The Daily Mail summed up the anger many felt by saying that “There is no way a receptionist — given a half-day training course, according to yesterday’s report — can hope to understand the complexity of someone’s problems and safely advise them on whether or not they need to be seen by a GP or, as the scheme is supposed to work, send them to a nurse, pharmacist or dentist.”
Some patients might be worried that they would be wrongly turned away or that a time critical diagnosis was not made.
So what does the law say about Patient safety and non-clinical staff?
The use of non-clinical staff giving advice was examined in the 2015 case of Darnley v Croydon Health Services NHS Trust .
The case concerned allegations of negligence against non clinical staff and considered what legal duty of care (if any) receptionists in A&E departments owed to patients.
Mr Darnley attended A&E with a head injury and alleged that he was told by an A & E receptionist that he would have a 4- 5 hour wait before being seen for assessment.
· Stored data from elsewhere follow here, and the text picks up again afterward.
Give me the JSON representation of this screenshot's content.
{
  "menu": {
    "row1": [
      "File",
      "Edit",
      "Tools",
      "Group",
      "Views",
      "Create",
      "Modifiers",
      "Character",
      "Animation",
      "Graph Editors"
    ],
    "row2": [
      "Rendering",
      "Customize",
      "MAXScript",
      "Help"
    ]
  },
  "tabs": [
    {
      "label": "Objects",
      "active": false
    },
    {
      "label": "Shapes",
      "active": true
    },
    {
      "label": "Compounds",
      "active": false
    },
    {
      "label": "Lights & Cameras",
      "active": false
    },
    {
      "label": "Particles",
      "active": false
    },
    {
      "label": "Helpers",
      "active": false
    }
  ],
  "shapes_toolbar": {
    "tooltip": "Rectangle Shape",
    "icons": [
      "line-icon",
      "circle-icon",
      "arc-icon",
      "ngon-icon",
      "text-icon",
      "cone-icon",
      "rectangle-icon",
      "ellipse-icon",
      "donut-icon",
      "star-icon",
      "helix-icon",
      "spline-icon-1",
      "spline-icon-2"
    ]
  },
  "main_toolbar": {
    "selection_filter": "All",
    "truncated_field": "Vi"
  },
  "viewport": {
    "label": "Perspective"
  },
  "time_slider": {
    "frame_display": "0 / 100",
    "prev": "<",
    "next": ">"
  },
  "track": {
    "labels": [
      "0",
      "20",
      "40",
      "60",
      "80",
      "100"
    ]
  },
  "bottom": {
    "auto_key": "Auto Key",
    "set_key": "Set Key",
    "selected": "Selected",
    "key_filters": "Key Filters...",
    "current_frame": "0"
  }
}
Facing such a long wait, he left and went home after only waiting 19 minutes.
Court heard that if the Claimant had waited he would actually have been seen by a triage nurse within 30 minutes. He was not told this important piece of information.
The Court of Appeal said that A&E receptionists did not owe a duty of care to patients in this situation and it would not be reasonable to impose liability on the receptionist for harm arising in this case.
The judge reached this verdict for the following reasons;
(a) the duty of non-medically qualified receptionist was to complete the relevant registration forms competently;
(b) the receptionist was providing waiting time information as a courtesy, and it was not mandatory to do so; and
(c) the court said that imposing a duty of care on (non-clinical) reception staff may result in that courtesy (and possibly other courtesies) being removed, which ultimately would be detrimental to the whole patient experience.
The Court of Appeal also concluded that non-clinical staff were not to be the subject of the same legal test as that of clinical staff .
But would the Court of Appeal have reached a different view if the evidence was that the A&E receptionist had received a half day’s training on how to triage and communicate with head injured clients?